Role of the ER stress in prostaglandin E2/E-prostanoid 2 receptor involved TGF- β 1-induced mice mesangial cell injury

This study aims to investigate the relationship between prostaglandin E2 E-prostanoid 2 receptor (EP2) and Endoplasmic reticulum (ER) stress in transforming growth factor- β 1 (TGF- β 1)-induced mouse glomerular mesangial cells (MCs) injury. We cultured primary WT, EP2 −/− MCs (EP2 deleted), and adenovirus-EP2-infected WT MCs (EP2 overexpressed). PCR, Western blot, flow cytometry, and immunohistochemical technique were used in in vitro and in vivo experiments. We found that TGF- β 1-induced PGE2 synthesis decreased in EP2-deleted MCs and increased in EP2-overexpressed MCs. EP2 deficiency in these MCs augmented the coupling of TGF- β 1 to ER stress-associated proteins [chaperone glucose-regulated protein 78 (GRP78), transient receptor potential channel 1 (TRPC1), and transient receptor potential channel 4 (TRPC4)], and upregulation of EP2 showed no significant change of GRP78, but augmented the expression of TRPC1, while TRPC4 expression was downregulated in comparison to normal MCs. In addition, EP2 deficiency in MCs augmented TGF- β 1-induced fibronectin (FN), cyclooxygenase-2 (COX2), and CyclinD1 expression. Silencing of EP2 also strengthened TGF- β 1-induced extracellular-signal-regulated kinase 1/2 (ERK1/2) phosphorylation. Flow Cytometry showed that silencing of EP2 significantly promoted the apoptosis of MCs. In contrast, EP2 overexpression reversed the effects of EP2 deficiency. 8 weeks after 5/6 nephrectomy (N x ), blood urea nitrogen and creatinine concentrations were significantly increased in EP2 −/− 5/6N x mice as compared to those of WT 5/6N x mice.
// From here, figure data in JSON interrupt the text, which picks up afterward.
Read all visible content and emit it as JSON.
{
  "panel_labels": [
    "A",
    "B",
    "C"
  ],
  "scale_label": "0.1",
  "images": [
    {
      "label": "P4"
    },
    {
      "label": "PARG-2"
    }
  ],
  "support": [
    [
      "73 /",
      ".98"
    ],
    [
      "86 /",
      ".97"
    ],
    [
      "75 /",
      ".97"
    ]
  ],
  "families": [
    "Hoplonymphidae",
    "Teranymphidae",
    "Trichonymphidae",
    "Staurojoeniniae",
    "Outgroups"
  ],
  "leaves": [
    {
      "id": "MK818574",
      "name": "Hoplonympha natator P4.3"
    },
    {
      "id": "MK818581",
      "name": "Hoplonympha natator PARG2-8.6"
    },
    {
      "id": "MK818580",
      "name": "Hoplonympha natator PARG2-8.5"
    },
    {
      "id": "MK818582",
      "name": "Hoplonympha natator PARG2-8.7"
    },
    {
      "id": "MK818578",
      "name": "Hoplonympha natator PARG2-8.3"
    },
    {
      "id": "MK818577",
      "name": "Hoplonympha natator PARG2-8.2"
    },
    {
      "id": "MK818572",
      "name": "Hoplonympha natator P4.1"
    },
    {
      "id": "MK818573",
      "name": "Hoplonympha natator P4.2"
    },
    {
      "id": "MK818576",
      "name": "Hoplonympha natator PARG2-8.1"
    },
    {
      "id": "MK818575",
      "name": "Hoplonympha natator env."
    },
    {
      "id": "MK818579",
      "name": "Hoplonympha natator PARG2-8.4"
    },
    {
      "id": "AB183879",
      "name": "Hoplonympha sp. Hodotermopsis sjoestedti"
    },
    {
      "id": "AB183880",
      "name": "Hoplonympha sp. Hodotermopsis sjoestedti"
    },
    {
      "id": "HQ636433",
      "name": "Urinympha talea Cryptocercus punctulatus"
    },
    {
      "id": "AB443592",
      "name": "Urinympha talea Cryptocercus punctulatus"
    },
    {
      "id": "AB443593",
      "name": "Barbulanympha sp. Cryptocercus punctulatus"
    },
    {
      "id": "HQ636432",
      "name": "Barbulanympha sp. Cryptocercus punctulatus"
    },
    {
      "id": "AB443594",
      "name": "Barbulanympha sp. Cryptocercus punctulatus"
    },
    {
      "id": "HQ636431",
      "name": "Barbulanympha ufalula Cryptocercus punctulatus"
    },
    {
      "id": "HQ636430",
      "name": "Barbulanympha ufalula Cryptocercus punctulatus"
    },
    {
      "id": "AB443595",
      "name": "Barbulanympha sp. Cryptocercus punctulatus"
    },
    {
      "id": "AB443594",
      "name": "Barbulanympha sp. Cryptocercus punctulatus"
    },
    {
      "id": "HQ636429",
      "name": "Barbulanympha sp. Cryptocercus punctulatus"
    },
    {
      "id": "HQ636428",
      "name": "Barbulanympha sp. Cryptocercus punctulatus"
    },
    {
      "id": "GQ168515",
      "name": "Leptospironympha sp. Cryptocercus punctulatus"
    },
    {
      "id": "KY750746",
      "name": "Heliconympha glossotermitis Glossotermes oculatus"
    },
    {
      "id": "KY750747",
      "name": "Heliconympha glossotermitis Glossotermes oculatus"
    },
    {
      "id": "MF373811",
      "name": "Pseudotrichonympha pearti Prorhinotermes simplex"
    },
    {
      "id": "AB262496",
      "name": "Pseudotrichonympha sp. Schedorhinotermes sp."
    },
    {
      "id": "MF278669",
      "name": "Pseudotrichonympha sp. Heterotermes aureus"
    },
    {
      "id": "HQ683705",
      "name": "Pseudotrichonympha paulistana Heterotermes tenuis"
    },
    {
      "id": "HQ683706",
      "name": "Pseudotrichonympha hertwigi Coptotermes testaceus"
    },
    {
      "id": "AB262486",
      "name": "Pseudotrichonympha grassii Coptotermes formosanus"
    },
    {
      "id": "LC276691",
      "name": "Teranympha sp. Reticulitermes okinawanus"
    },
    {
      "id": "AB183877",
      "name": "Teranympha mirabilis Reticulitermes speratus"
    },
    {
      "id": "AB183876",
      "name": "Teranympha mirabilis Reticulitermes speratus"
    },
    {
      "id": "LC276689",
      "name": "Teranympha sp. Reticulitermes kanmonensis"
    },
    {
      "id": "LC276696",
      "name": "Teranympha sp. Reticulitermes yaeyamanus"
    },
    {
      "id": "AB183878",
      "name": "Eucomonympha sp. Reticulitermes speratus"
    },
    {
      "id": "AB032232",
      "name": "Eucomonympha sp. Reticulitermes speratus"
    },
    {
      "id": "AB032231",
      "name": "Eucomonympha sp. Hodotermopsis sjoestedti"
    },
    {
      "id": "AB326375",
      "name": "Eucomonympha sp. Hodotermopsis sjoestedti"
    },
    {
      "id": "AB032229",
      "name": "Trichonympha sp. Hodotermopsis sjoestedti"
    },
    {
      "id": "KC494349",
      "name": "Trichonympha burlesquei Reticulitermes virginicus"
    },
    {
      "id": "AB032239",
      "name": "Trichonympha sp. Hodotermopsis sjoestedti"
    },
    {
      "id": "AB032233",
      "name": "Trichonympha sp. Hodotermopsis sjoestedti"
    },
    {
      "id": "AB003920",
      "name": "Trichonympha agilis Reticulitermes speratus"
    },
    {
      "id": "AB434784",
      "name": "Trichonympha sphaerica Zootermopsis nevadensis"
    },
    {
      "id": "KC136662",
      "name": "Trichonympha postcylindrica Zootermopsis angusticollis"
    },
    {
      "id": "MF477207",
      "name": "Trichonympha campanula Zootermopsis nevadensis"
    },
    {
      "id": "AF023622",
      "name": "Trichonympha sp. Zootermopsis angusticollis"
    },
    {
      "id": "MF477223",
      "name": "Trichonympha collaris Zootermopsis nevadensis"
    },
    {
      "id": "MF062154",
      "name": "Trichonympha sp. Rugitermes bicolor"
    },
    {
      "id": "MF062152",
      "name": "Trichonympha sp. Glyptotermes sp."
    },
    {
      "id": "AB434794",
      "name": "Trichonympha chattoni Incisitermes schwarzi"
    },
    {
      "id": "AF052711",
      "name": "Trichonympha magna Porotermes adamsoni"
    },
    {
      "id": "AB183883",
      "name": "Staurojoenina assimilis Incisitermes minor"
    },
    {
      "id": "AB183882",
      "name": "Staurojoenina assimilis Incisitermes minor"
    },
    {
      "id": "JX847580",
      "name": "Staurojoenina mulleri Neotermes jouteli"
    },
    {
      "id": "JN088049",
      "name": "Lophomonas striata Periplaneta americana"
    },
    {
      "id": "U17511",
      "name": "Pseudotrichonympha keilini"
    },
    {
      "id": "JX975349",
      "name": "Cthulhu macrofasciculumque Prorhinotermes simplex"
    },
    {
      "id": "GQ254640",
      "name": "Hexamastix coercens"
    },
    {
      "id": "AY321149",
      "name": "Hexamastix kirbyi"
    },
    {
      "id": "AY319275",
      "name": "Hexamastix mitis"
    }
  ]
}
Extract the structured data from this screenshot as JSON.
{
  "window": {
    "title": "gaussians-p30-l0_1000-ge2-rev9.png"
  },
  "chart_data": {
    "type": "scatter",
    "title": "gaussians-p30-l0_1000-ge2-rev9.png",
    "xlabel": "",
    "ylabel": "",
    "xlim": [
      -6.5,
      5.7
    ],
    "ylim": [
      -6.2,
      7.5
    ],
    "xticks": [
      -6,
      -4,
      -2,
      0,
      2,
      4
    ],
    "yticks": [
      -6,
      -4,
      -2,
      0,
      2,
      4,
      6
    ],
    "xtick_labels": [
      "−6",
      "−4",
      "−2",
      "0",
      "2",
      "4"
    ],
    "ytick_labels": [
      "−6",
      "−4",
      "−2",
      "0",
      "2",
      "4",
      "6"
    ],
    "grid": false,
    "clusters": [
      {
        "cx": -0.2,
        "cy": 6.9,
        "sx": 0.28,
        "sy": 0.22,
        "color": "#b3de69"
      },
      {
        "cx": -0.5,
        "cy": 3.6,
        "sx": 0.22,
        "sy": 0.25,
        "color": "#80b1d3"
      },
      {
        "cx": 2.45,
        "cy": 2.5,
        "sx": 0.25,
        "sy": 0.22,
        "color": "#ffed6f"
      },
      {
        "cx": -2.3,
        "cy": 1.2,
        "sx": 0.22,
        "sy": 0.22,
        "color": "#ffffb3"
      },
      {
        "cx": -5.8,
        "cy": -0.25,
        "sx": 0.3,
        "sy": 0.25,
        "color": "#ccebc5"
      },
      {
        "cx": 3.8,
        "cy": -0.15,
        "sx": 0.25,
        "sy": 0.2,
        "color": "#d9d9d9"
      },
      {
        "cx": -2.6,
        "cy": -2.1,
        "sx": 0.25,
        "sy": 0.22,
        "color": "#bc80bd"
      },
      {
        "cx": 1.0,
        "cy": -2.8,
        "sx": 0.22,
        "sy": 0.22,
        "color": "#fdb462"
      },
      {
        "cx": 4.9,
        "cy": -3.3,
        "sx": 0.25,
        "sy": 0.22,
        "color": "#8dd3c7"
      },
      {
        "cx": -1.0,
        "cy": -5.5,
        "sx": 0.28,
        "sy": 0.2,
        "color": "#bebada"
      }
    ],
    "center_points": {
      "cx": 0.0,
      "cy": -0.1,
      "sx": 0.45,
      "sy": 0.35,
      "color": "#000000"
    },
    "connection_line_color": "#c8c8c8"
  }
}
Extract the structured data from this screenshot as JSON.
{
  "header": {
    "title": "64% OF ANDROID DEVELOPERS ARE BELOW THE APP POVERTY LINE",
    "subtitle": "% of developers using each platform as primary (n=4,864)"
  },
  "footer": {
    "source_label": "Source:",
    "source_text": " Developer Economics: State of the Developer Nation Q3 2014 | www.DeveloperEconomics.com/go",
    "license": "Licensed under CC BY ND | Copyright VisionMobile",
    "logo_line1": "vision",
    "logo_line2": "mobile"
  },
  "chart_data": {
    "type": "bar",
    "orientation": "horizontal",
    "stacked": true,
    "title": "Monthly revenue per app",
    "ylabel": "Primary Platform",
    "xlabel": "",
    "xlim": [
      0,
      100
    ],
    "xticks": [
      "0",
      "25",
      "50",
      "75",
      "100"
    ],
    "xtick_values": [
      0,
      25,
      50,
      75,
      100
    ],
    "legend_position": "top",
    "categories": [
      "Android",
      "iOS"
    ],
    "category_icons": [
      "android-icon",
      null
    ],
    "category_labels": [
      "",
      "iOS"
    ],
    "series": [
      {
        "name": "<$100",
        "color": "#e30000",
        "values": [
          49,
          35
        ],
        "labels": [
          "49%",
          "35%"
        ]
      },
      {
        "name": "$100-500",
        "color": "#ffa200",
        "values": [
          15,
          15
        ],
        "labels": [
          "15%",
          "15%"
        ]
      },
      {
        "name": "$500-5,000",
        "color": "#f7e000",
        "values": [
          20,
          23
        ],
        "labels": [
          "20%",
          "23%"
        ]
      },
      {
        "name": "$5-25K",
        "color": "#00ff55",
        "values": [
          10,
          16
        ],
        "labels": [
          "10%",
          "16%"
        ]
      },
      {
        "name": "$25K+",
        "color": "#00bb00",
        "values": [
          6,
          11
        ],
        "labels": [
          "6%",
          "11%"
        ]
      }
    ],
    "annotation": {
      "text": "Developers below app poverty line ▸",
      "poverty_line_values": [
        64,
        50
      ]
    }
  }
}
The pathological changes in kidney of EP2 −/− mice were markedly aggravated compared with WT mice. Immunohistochemical analysis showed significant augment of TRPC4 and ORP150 in the kidney of EP2 −/− mice compared with WT mice. Considering all the findings, it is suggested that increased expression of EP2 may prevent TGF- β 1-induced MCs damage through ER stress regulatory pathway.